Em nota, o Rioprevidência informou que resgatou R$ 1,4 bilhão de um dos fundos administrados pelo Banco Master em dezembro de 2025 e afirmou que avalia medidas para recuperar recursos aplicados em outros fundos.
Fundo Arena rendeu menos que a poupança
Outro investimento sob análise é o fundo Arena, que recebeu cerca de R$ 1 bilhão do Rioprevidência. Apesar de concentrar aplicações em títulos de renda fixa e do Tesouro Nacional, o desempenho ficou abaixo do esperado.
Relatório técnico do TCE-RJ mostrou que, entre dezembro de 2024 e agosto de 2025, o fundo apresentou rentabilidade média de apenas 4%, rendimento inferior ao CDI e até mesmo à caderneta de poupança no mesmo período.
Os técnicos do tribunal apontaram falta de racionalidade econômica na operação, já que o Rioprevidência possui estrutura própria para investir diretamente em títulos públicos, sem necessidade de pagar taxas de administração e gestão a terceiros.
Segundo o TCE-RJ, o desempenho do fundo praticamente acompanhou apenas a inflação acumulada no período, levantando dúvidas sobre a eficiência da aplicação dos recursos públicos destinados à previdência estadual.
Além dos fundos Arena e Texas, o Rioprevidência também realizou aportes nos fundos Horizonte e Revolution, igualmente ligados ao Banco Master.
TCE-RJ aponta riscos e falta de transparência
O fundo Revolution também entrou no radar das autoridades por apresentar indícios de irregularidades.
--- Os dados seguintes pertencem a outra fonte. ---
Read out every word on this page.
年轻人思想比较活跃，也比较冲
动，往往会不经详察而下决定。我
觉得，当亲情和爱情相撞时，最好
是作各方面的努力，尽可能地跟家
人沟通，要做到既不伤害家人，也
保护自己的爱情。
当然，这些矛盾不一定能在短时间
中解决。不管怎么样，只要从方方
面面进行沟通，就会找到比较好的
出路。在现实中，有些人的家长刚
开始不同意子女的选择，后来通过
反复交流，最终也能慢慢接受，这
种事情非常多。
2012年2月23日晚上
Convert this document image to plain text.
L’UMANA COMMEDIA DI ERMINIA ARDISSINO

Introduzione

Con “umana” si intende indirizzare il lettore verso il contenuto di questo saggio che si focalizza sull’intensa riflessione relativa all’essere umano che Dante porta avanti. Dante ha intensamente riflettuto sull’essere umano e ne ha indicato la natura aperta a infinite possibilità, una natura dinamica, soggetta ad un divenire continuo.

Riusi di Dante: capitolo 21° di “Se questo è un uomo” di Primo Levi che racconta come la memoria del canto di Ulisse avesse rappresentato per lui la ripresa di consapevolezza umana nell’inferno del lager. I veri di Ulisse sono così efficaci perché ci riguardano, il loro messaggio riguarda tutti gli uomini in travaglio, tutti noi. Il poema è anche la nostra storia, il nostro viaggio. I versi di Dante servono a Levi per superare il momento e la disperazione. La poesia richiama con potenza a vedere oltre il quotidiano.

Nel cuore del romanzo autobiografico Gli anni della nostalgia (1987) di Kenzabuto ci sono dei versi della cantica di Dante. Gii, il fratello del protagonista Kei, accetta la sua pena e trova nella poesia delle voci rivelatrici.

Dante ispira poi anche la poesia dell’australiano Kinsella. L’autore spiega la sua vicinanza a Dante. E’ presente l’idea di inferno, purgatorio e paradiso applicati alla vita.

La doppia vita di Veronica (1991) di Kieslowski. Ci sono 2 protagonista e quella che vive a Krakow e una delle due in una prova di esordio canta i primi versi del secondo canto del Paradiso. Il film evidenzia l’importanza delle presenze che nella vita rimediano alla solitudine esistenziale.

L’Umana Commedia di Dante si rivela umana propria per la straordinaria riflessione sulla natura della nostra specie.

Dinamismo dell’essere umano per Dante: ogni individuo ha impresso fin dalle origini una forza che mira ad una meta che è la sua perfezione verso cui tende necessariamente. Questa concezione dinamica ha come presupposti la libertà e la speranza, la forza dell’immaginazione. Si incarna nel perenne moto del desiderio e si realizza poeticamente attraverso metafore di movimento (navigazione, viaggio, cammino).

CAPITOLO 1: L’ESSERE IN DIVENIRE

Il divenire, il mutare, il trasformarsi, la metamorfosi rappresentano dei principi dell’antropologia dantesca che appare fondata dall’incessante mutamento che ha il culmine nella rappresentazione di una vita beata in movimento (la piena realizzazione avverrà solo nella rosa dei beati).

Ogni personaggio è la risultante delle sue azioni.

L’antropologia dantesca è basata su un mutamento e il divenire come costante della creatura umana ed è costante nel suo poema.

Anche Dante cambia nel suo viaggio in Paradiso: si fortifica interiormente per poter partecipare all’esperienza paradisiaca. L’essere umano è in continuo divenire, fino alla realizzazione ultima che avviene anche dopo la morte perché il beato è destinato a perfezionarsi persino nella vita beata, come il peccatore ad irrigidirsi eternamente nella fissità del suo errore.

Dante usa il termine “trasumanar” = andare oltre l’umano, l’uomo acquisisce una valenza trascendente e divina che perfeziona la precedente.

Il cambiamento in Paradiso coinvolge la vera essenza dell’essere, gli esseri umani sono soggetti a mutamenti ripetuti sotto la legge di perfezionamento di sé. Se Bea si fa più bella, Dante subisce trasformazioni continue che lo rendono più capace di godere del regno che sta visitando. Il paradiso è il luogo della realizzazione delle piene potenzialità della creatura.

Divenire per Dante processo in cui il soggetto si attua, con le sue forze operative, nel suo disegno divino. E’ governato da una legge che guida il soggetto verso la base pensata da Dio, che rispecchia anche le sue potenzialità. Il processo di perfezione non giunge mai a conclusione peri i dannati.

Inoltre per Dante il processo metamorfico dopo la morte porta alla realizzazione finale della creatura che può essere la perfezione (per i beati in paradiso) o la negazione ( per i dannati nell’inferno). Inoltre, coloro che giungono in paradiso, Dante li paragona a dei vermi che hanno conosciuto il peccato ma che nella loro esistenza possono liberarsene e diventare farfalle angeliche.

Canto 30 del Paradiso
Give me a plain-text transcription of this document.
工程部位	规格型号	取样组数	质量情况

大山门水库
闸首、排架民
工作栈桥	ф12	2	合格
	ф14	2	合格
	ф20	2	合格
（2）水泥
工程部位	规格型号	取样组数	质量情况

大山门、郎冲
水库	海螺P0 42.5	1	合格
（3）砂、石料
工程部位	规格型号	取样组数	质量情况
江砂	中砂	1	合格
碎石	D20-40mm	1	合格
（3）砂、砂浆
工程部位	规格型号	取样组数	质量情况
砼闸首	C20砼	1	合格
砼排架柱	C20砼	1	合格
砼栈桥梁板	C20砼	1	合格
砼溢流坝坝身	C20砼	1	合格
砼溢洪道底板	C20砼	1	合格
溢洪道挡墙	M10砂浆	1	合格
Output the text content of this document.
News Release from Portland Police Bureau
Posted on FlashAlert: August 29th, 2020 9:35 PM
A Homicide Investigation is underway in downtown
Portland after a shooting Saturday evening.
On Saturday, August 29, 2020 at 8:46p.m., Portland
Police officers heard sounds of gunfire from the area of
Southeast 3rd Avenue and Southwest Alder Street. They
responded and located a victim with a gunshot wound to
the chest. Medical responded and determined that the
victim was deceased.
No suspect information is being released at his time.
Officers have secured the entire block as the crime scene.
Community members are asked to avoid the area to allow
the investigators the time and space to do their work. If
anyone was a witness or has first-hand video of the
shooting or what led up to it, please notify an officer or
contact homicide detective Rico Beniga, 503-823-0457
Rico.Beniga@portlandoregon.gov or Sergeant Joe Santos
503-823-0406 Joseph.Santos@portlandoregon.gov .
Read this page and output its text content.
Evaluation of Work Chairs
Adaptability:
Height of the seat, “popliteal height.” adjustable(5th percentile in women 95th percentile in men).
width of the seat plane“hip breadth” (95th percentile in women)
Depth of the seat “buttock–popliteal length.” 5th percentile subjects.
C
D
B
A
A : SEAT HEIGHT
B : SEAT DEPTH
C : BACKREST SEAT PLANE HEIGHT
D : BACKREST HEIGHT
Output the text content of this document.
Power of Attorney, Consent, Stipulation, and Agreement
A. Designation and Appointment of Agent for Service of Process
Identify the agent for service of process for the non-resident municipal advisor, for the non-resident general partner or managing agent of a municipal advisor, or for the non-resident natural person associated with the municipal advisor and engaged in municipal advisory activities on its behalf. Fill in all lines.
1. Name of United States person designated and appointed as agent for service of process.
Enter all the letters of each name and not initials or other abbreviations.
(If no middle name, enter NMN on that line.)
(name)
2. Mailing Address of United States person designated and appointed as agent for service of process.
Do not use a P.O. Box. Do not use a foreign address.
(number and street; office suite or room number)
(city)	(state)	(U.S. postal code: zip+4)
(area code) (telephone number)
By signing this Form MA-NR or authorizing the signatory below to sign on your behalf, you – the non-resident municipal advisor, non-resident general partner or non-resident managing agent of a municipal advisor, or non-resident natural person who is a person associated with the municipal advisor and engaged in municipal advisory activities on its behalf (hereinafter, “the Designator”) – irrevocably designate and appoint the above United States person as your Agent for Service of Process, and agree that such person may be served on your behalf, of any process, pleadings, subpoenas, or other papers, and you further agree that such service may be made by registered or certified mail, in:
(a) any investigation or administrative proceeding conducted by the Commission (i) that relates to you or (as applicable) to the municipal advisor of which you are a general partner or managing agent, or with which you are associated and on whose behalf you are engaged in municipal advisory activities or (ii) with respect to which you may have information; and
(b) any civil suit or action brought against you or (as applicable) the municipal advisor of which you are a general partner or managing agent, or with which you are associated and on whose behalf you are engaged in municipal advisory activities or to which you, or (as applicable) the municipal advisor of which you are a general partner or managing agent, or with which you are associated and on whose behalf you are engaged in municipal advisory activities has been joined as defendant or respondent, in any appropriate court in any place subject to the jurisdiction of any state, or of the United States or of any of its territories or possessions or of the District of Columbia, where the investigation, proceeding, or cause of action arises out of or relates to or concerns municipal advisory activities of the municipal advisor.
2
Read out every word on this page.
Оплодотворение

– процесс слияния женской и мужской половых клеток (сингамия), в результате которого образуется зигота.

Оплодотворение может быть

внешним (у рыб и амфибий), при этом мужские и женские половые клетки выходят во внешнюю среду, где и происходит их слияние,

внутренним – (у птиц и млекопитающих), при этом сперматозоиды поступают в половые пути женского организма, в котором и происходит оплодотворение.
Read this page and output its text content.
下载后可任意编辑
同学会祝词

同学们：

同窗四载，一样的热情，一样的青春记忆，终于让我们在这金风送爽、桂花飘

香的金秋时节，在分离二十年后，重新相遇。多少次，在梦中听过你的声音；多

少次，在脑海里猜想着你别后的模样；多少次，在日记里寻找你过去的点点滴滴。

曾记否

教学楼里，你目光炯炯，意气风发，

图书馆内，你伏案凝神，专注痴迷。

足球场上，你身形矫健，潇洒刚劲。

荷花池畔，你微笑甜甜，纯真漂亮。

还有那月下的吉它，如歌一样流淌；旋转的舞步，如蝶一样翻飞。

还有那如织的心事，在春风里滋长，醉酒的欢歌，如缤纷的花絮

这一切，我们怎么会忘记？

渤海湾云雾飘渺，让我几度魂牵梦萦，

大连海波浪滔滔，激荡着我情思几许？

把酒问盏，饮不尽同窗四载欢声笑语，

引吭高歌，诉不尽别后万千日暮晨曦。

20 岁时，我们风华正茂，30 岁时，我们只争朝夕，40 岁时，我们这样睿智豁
O TCE-RJ destacou a ausência de transparência nas operações e o longo prazo para resgate dos investimentos.
Até julho de 2025, o Rioprevidência havia aplicado cerca de R$ 415 milhões no fundo. Segundo os técnicos do tribunal, o órgão foi o primeiro investidor do Revolution, realizando aportes logo no início das operações do fundo.
Os documentos apontam que o Rioprevidência investiu R$ 100 milhões no primeiro dia de funcionamento do fundo e realizou novos aportes já no dia útil seguinte, novamente em operações administradas pelo Banco Master.
O TCE-RJ afirmou que o conjunto das operações revela possível desvio de finalidade na gestão dos recursos previdenciários do estado, diante do elevado risco e da baixa transparência das aplicações financeiras.
Em nota, Cláudio Castro afirmou que o fundo Arena foi integralmente resgatado em 2025 sem prejuízos ao Rioprevidência. Já o fundo Revolution, segundo ele, teve pedido de resgate realizado pela autarquia em janeiro de 2026.